Re: Why Bloat Is Still Software’s Biggest Vulnerability
Richard (Rikki) Andrew Cattermole
richard at cattermole.co.nz
Tue Feb 13 00:56:08 UTC 2024
On 13/02/2024 6:30 AM, H. S. Teoh wrote:
> No amount of D innovation is going to stop programmers infected with the
> madness of dynamic remote dependencies that pull in an arbitrary number
> of external modules. Potentially a different set of them every time you
> build. Tools like cargo or dub actively encourage this model of software
> development.
>
>
> Which is utterly crazy, if you think about it. Unless you pin every
> dependency to exact versions (who even does that?!), every time you
> build your code you're potentially getting a (subtly) different set of
> dependencies. That means the program you've been trying to debug 5 mins
> ago may not even be the same program you're debugging now. Now of course
> it's possible to turn off this behaviour while debugging, but still, the
> fact that that's the default behaviour is just nuts.
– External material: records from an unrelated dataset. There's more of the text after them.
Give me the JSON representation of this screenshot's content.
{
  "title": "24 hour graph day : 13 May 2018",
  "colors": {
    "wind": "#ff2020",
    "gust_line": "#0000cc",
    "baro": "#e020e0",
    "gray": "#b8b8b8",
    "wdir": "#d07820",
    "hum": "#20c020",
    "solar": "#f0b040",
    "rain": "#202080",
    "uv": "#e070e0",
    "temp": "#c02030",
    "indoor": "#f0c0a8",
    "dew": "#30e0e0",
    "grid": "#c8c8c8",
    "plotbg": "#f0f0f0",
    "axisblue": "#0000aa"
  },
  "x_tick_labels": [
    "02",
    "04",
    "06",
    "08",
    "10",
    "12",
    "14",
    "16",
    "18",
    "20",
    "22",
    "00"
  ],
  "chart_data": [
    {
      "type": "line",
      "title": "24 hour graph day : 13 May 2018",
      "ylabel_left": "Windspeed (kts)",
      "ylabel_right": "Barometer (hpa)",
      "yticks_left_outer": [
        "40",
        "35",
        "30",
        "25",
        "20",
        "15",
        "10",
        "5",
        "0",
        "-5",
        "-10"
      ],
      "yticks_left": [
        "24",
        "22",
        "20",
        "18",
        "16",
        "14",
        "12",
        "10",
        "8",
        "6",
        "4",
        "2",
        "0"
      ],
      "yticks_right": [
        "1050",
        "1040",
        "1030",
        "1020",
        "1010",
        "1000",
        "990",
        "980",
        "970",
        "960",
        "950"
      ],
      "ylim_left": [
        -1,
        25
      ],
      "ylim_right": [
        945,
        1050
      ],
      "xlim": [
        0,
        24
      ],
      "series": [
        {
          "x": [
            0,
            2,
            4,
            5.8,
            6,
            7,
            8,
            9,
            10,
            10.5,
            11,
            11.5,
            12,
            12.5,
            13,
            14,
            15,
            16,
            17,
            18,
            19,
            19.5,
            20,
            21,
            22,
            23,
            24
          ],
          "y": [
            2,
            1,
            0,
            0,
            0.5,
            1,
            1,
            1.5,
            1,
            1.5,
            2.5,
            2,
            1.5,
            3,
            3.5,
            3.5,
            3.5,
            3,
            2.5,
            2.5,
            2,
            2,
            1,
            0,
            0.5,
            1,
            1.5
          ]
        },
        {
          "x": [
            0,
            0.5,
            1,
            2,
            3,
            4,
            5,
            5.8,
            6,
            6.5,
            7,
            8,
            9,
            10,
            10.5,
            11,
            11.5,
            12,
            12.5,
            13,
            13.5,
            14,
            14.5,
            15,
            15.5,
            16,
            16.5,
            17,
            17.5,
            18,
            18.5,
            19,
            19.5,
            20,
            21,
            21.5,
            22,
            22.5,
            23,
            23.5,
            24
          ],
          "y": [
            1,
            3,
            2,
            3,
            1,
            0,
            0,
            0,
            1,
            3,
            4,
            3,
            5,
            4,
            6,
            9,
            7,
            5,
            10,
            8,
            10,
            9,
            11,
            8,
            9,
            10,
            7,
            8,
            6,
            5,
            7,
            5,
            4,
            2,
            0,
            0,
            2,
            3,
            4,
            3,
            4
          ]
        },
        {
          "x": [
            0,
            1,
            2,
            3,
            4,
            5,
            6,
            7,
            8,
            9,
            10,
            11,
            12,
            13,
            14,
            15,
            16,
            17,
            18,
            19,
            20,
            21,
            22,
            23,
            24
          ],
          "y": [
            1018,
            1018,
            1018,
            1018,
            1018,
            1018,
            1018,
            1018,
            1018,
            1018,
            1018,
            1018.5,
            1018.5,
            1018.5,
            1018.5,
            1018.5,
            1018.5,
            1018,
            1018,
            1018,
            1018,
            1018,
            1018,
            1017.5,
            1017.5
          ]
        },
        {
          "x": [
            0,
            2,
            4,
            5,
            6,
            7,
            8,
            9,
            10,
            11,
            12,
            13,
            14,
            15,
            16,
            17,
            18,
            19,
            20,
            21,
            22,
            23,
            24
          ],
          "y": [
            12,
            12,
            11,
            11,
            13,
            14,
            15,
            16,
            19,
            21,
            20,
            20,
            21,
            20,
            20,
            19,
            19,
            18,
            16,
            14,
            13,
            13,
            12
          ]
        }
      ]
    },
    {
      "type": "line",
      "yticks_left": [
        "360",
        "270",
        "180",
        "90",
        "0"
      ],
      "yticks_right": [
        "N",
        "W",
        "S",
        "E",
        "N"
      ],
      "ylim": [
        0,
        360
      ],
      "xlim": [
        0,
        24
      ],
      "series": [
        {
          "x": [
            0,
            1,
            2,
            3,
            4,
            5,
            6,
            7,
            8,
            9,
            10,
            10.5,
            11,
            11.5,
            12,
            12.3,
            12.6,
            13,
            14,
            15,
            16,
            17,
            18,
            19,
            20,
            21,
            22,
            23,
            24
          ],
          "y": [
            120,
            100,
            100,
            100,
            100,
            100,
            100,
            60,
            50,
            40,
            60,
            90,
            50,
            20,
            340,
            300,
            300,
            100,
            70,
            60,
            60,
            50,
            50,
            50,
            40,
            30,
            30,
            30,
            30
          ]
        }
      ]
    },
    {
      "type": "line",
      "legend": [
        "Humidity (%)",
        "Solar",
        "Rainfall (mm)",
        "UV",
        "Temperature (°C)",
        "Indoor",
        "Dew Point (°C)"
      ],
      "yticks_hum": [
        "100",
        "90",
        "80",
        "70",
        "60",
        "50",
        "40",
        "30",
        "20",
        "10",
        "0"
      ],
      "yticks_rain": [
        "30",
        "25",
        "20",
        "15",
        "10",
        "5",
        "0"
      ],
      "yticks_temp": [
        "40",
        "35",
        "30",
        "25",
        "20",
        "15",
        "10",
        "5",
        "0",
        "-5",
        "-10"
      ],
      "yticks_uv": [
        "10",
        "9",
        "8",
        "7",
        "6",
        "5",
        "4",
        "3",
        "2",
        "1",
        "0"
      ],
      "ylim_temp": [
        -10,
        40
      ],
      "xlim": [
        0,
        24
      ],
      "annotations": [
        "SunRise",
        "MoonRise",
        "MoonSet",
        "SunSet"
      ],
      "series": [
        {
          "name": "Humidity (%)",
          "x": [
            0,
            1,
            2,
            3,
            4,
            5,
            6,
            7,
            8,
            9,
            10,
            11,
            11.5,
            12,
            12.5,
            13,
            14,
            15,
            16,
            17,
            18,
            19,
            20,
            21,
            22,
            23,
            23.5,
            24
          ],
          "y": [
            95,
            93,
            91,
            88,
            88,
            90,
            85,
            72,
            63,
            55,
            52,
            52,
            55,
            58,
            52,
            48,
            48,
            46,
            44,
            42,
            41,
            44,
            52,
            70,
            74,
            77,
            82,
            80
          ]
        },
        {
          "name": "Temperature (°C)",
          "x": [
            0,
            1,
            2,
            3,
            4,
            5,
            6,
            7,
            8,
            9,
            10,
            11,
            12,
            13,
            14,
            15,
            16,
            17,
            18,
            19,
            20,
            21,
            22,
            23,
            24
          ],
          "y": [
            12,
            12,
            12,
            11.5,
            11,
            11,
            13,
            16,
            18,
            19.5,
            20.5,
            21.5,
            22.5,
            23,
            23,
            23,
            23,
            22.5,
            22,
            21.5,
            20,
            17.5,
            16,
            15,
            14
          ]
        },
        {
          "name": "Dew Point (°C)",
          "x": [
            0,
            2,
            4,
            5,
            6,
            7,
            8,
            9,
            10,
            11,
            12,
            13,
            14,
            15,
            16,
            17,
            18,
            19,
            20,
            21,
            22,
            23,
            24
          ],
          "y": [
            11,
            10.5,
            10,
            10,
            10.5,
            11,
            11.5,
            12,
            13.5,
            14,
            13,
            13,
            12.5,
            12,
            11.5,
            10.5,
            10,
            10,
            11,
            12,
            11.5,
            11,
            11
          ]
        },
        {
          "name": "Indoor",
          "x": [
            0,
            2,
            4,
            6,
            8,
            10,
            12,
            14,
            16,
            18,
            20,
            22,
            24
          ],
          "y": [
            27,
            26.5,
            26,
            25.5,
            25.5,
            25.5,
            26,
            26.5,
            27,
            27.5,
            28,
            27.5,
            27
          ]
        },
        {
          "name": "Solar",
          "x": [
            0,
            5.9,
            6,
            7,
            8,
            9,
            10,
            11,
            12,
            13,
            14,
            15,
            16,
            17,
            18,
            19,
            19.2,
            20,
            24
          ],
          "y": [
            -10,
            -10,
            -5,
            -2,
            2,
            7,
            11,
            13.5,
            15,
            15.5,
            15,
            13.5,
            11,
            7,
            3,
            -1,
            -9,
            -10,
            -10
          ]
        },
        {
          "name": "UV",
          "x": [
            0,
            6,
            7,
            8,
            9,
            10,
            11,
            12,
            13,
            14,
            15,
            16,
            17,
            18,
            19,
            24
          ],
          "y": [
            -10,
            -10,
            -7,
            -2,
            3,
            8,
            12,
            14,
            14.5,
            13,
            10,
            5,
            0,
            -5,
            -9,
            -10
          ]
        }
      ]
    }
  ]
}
What? Dub doesn't upgrade dependencies for you without you asking for it.
It either has to be missing, or you ran ``dub upgrade``.
To prevent that being an issue long term, you can vendor your cache into
your repository. ``dub build --cache=local``. Unfortunately you have to
provide that on cli every time.
There are solutions here for those who care about it. If you don't care
about it, of course it isn't a solved problem.